Tuesday, May 28, 2019
A View on Perspectivism :: Philosophy Philosophical Essays
A View on Perspectivism Perspectivism is the doctrine that most or all stupendous philosophical questions deal mevery proposed answers, and many regards on how to judge between those proposed answers, and that intelligent people of good will are likely to continue to have differing perspectives on these large questions of philosophy indefinitely. T here are both historical and theoretical reasons for embracing this view. Historically, it is manifest that though philosophers have often attained views which are highly refreshing to themselves face-to-facely, few perspectives have won a con sensus plane in their own times, and n star have won a consensus over time. (I refer here to a consensus on some positive view a consensus on the falsity of views, usually older ones, may be commonly found.

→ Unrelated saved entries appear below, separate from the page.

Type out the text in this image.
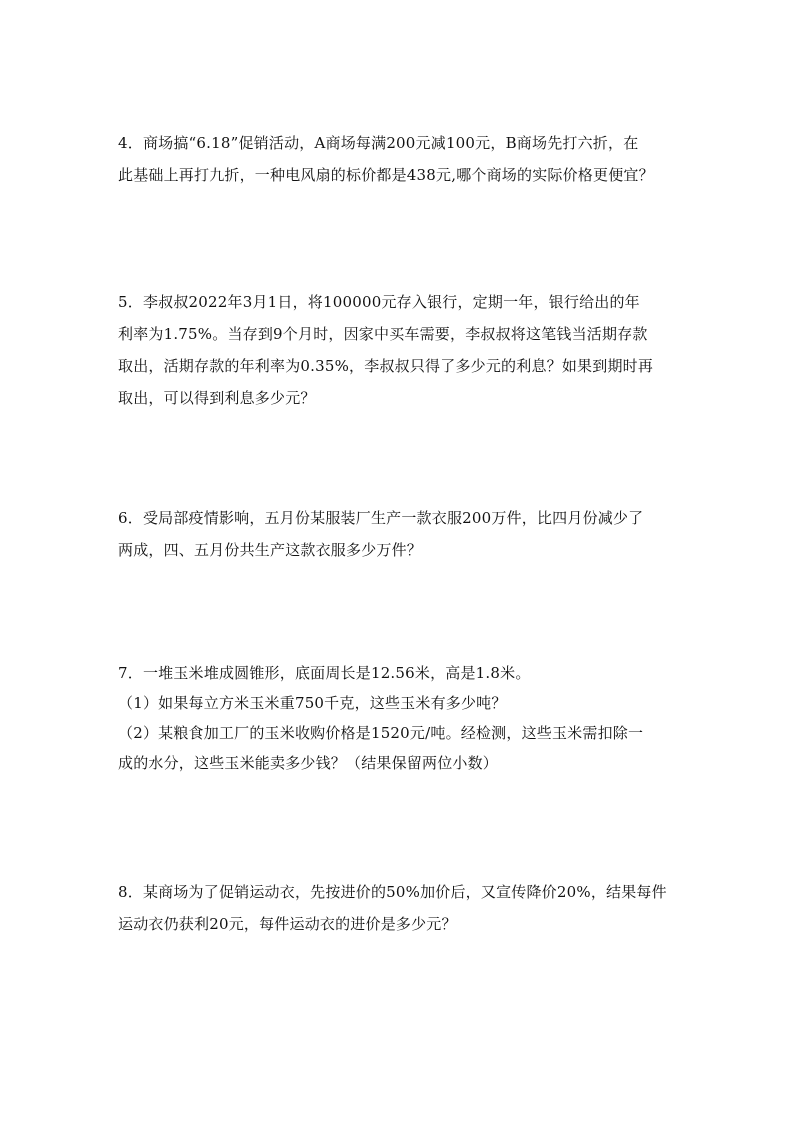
4．商场搞“6.18”促销活动，A商场每满200元减100元，B商场先打六折，在
此基础上再打九折，一种电风扇的标价都是438元,哪个商场的实际价格更便宜？
5．李叔叔2022年3月1日，将100000元存入银行，定期一年，银行给出的年
利率为1.75%。当存到9个月时，因家中买车需要，李叔叔将这笔钱当活期存款
取出，活期存款的年利率为0.35%，李叔叔只得了多少元的利息？如果到期时再
取出，可以得到利息多少元？
6．受局部疫情影响，五月份某服装厂生产一款衣服200万件，比四月份减少了
两成，四、五月份共生产这款衣服多少万件？
7．一堆玉米堆成圆锥形，底面周长是12.56米，高是1.8米。
（1）如果每立方米玉米重750千克，这些玉米有多少吨？
（2）某粮食加工厂的玉米收购价格是1520元/吨。经检测，这些玉米需扣除一
成的水分，这些玉米能卖多少钱？（结果保留两位小数）
8．某商场为了促销运动衣，先按进价的50%加价后，又宣传降价20%，结果每件
运动衣仍获利20元，每件运动衣的进价是多少元？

But even long rejected views are liable to unexpected resurrections.) In any case, even agreement of near miraculous extent would not prove any thing anyway and would a mount to just a widely accepted view with widely accepted counters to arguments against it. We may note certain alternatives to and variations on the perspectivists thesis. thither is first of all what we might call the standard position, namely, that there may be many perspectives on a given question, alone all but one of them are wrong and can in principle be shown to be so. There is classical skepticism holding that there is a straightforward view but we cant get it and wouldnt know it if we did. There are also the relatively more recent views that large philosophical questions are meaningless (as in positivism) or illusory (as in analytic philosophy). There is what we might call the existential view that there are many views and we may hold one according to our own free decision or freely selected standard of evaluation. There is the pragmatic view, that there are many views and many of them are of personal interest and many may indeed be considered true in varying way s and degrees and for varying purposes and persons. Then there is the view that the perspective we appropriate tends to become true in varying ways and degrees, at least for the subject, so that we create our world in varying ways and degrees. Finally, there is the view that we do not so much search for a view, find a view, choose a view, but rather that our views arise in us more as a consequence of our culture, temperament, or character than of our reasoning powers.